Doctors gave Davis little chance of surviving after suffering a severe skull fracture, brain and spinal damage and multiple bruises from being hit by a car.
Charbonneau said that at the family’s request, Davis’ body remains connected to life-support systems to keep his organs--which were not injured in the accident--viable for use in transplants.
Davis will be buried in his hometown of Guelph, in southern Ontario. Funeral services are expected to be held Friday, a spokesman said.
In 1984, with a Maple Leaf tattoo on his chest, Davis became a national hero when he won a gold medal in the 200-meter breaststroke and a silver in the 100-meter breaststroke at the Los Angeles Games.
Police have said they are treating the case as a traffic accident and have turned the case over to the accident investigation squad. No charges have been filed, which has led to some confusion and controversy.
Davis’ family and friends have questions about the incident and his family has hired a well known Montreal criminal lawyer to explore further course of action.
Police said the Davis case is not classified as hit-and-run because the driver of the car went to the police station after the accident. The driver, a 19-year-old man who has not been identified, told police he thought he hit something.
“It’s not the same as leaving the scene of an accident,” said Pat Hickey of the Montreal Gazette. “One of the reasons you would have that distinction is because you have a lot of remote areas and it is difficult to wait around for police.”
Furthermore, police said they have not laid manslaughter charges because details of the accident are unclear.
Police said they are examining the car to figure out who is responsible for the accident outside a bar in suburban Ste-Anne-de-Bellevue.

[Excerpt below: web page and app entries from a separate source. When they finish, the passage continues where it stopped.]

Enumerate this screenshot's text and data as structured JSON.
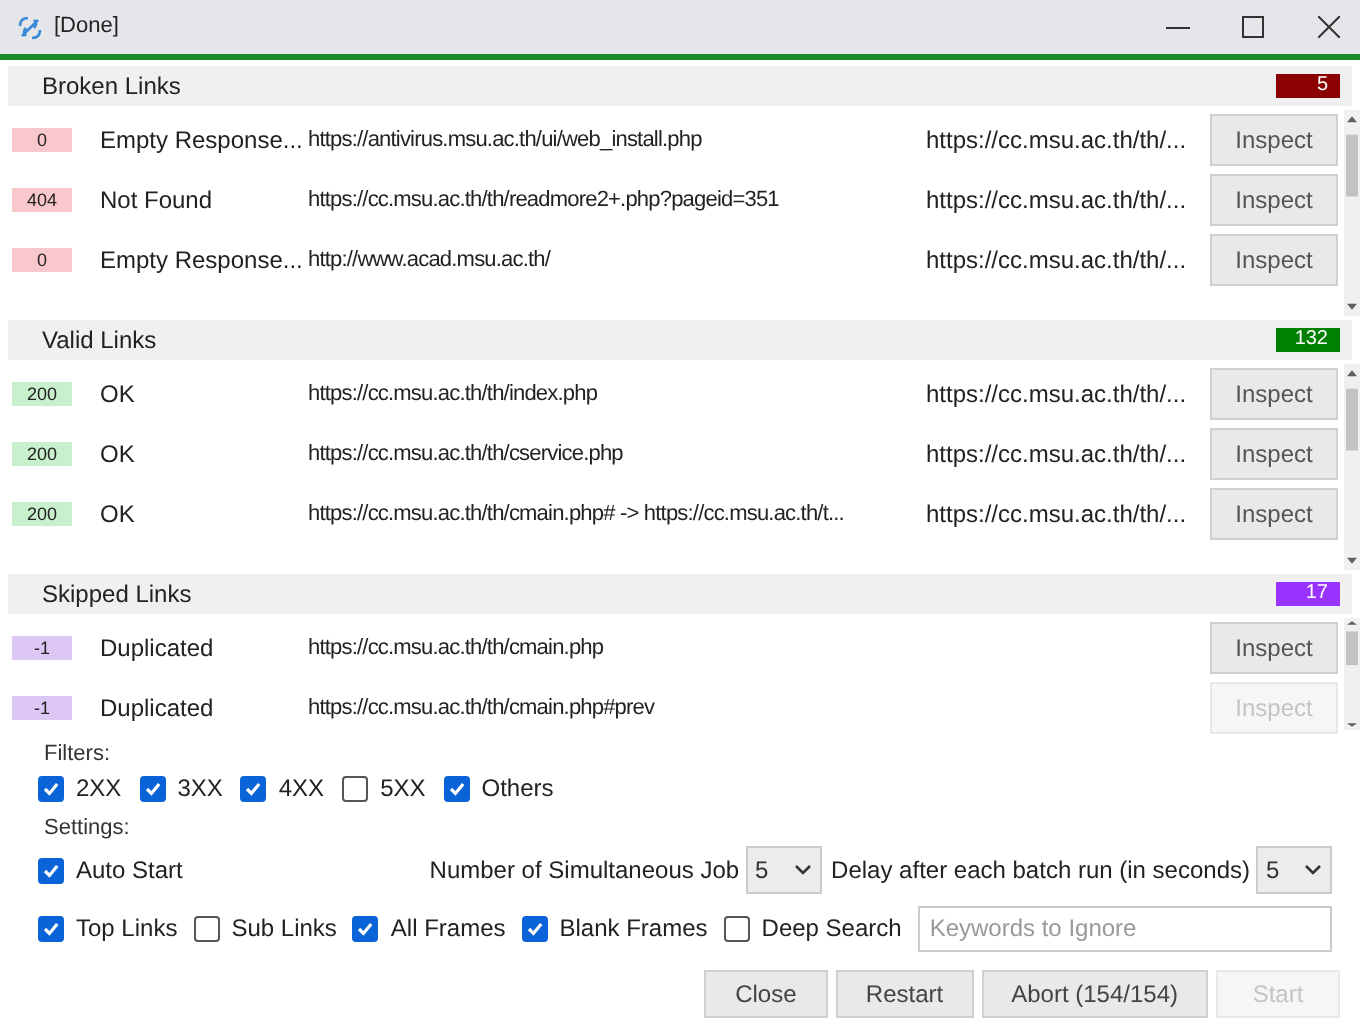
{
  "window": {
    "title": "[Done]"
  },
  "sections": [
    {
      "kind": "broken",
      "title": "Broken Links",
      "count": "5",
      "color": "#8b0000",
      "rows": [
        {
          "code": "0",
          "status": "Empty Response...",
          "url": "https://antivirus.msu.ac.th/ui/web_install.php",
          "source": "https://cc.msu.ac.th/th/...",
          "action": "Inspect",
          "disabled": false
        },
        {
          "code": "404",
          "status": "Not Found",
          "url": "https://cc.msu.ac.th/th/readmore2+.php?pageid=351",
          "source": "https://cc.msu.ac.th/th/...",
          "action": "Inspect",
          "disabled": false
        },
        {
          "code": "0",
          "status": "Empty Response...",
          "url": "http://www.acad.msu.ac.th/",
          "source": "https://cc.msu.ac.th/th/...",
          "action": "Inspect",
          "disabled": false
        }
      ]
    },
    {
      "kind": "valid",
      "title": "Valid Links",
      "count": "132",
      "color": "#008000",
      "rows": [
        {
          "code": "200",
          "status": "OK",
          "url": "https://cc.msu.ac.th/th/index.php",
          "source": "https://cc.msu.ac.th/th/...",
          "action": "Inspect",
          "disabled": false
        },
        {
          "code": "200",
          "status": "OK",
          "url": "https://cc.msu.ac.th/th/cservice.php",
          "source": "https://cc.msu.ac.th/th/...",
          "action": "Inspect",
          "disabled": false
        },
        {
          "code": "200",
          "status": "OK",
          "url": "https://cc.msu.ac.th/th/cmain.php# -> https://cc.msu.ac.th/t...",
          "source": "https://cc.msu.ac.th/th/...",
          "action": "Inspect",
          "disabled": false
        }
      ]
    },
    {
      "kind": "skipped",
      "title": "Skipped Links",
      "count": "17",
      "color": "#9933ff",
      "rows": [
        {
          "code": "-1",
          "status": "Duplicated",
          "url": "https://cc.msu.ac.th/th/cmain.php",
          "action": "Inspect",
          "disabled": false
        },
        {
          "code": "-1",
          "status": "Duplicated",
          "url": "https://cc.msu.ac.th/th/cmain.php#prev",
          "action": "Inspect",
          "disabled": true
        }
      ]
    }
  ],
  "filters": {
    "legend": "Filters:",
    "items": [
      {
        "label": "2XX",
        "checked": true
      },
      {
        "label": "3XX",
        "checked": true
      },
      {
        "label": "4XX",
        "checked": true
      },
      {
        "label": "5XX",
        "checked": false
      },
      {
        "label": "Others",
        "checked": true
      }
    ]
  },
  "settings": {
    "legend": "Settings:",
    "auto_start": {
      "label": "Auto Start",
      "checked": true
    },
    "jobs": {
      "label": "Number of Simultaneous Job",
      "value": "5"
    },
    "delay": {
      "label": "Delay after each batch run (in seconds)",
      "value": "5"
    },
    "options": [
      {
        "label": "Top Links",
        "checked": true
      },
      {
        "label": "Sub Links",
        "checked": false
      },
      {
        "label": "All Frames",
        "checked": true
      },
      {
        "label": "Blank Frames",
        "checked": true
      },
      {
        "label": "Deep Search",
        "checked": false
      }
    ],
    "keywords": {
      "placeholder": "Keywords to Ignore"
    }
  },
  "buttons": [
    {
      "label": "Close",
      "disabled": false
    },
    {
      "label": "Restart",
      "disabled": false
    },
    {
      "label": "Abort (154/154)",
      "disabled": false
    },
    {
      "label": "Start",
      "disabled": true
    }
  ]
}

The bar is one of six along a narrow strip about a mile from John Abbott Community College.
Three men who were in the car told police that Davis was standing in the road and threw a bottle of orange soda at the car, cracking the windshield.
They told police that they panicked and sped away, but did not see what happened to Davis. They said they assumed he moved out of their way.
Davis’ girlfriend, Donna Clavel, however, had a conflicting account.
Clavel, 22, said Saturday that the three men were drinking at a table next to Clavel, her friend, Jennifer Watts, and Davis. She said her group left the bar and Davis walked across the street to buy an orange soda. When Davis returned, the men were outside shouting at Clavel and Watts, Clavel said.
Clavel said the men got into their car and drove to the corner and turned toward Davis, who was standing in the street. She said the car accelerated and hit Davis, although he tried to get out of the way.
“In the American system there is some sort of charge of negligence even if not deliberate, but that does not exist here,” Hickey said. “This could be written off as an auto accident.”